Car oui, la Saint-Valentin approche à grands pas. Et comme chaque année elle arrivera certainement accompagnée de sa dégoulinade de trucs kitsch pas glamour pour un sou. Des trucs rouge ou rose avec froufrous et moumoute. Et je vous passe les chocolats alcoolisés pas bons planqués en embuscade. Toutes les marques s'y lancent à coeur perdu, saisissant tous les prétextes pour sortir leur série limitée. Si certaines font parfois les choses bien, la plupart se perd souvent dans des opérations marketing illégitimes.

Une marque, pourtant, sort du lot cette année.

EVENTAIL-POCKETS-BD.JPG

Canderel, qui ne fait jamais trop de vagues mais tombe souvent juste, lance en effet une nouvelle série limitée, avec le concours de Chantal Thomass, la prêtresse du fameux sexy-chic dont je parlais plus haut. Et fait les choses bien.

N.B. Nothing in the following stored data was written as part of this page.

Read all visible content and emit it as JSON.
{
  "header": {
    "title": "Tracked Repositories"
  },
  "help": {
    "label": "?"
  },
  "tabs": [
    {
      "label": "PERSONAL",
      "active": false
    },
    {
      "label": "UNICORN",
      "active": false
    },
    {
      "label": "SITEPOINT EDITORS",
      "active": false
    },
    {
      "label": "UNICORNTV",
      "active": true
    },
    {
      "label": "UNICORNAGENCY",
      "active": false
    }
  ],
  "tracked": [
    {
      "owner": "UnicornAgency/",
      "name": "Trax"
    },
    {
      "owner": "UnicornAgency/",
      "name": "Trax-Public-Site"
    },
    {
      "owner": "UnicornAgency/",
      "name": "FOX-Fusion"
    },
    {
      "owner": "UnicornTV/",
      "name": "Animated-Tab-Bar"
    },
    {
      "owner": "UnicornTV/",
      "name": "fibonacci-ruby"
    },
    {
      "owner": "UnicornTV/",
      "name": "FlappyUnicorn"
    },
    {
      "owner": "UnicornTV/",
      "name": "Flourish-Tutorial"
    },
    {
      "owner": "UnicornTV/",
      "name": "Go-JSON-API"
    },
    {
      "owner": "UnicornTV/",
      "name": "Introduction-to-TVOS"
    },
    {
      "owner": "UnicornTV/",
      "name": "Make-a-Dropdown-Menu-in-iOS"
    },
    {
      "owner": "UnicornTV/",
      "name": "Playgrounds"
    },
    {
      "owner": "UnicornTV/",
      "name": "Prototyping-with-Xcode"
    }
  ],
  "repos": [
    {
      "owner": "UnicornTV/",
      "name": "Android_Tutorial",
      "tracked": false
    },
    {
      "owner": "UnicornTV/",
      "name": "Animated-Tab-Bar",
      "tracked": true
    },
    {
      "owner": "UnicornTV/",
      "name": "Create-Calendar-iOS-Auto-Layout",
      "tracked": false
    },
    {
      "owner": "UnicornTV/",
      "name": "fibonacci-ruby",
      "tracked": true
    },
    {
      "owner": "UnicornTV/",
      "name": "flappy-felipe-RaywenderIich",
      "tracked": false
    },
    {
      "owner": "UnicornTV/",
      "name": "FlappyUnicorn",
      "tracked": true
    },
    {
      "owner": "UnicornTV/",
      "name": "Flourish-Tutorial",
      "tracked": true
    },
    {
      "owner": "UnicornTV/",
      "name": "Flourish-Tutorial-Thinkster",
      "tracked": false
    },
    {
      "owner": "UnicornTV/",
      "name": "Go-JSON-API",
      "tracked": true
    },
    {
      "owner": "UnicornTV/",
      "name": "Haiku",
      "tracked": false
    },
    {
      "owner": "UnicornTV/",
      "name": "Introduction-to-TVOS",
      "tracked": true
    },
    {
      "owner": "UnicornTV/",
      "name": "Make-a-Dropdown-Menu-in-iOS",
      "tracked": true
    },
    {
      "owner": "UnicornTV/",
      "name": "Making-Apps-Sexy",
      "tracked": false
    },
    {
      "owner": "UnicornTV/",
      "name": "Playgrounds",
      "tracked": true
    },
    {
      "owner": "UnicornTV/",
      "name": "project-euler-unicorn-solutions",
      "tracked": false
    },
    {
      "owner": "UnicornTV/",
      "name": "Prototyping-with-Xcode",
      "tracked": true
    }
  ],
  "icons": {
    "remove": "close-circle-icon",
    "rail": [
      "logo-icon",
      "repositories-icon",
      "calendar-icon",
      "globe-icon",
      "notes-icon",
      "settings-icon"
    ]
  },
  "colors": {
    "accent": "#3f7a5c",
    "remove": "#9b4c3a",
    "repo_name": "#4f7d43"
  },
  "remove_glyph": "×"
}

Outre le fait que la marque exploite avec élégance les séries limitées depuis quelques années et choisit bien ses créateurs (on se souvient notamment de Karl Lagerfeld et de ses cinq péchés mignons, vendus entre autres chez Colette...tout un symbole!), cette nouvelle association tombe à pic : en ligne avec la communication Pin-Ups de la marque et avec la période Saint-Valentin, tout est raccord. Sexy-chic sans tomber dans le vulgaire, féminines et glamour, ces petites boîtes sont des petits bijoux. Intitulées "Un peu", "Beaucoup", "Passionnément" et "A la folie", ce sont de véritables petits billets d'humeurs amoureuses. Et quand je parlais de faire bien les choses, voilà un bel exemple : ils ont développé un mini-site www.unamourdecanderel.fr, dans lequel Chantal Thomass parle de la séduction et distille quelques petits conseils via un podcast. Comme quoi vintage & modernité ne sont pas incompatibles. Et pour garantir les retombées presse, on est allé jusqu'au bout du concept
chez Canderel et on a développé une boite à chapeaux contenant les 4 étuis, vendue dans la boutique Chantal Thomass rue du Faubourg Saint Honoré. Fashionista, le Canderel ! Enfin un accessoire qu'on pourra acheter ou bien recevoir sans avoir peur du ridicule...(et sans prendre un kilo, parce que les kilos & l'attitude pin up c'est loin d'être le mélange le plus heureux...)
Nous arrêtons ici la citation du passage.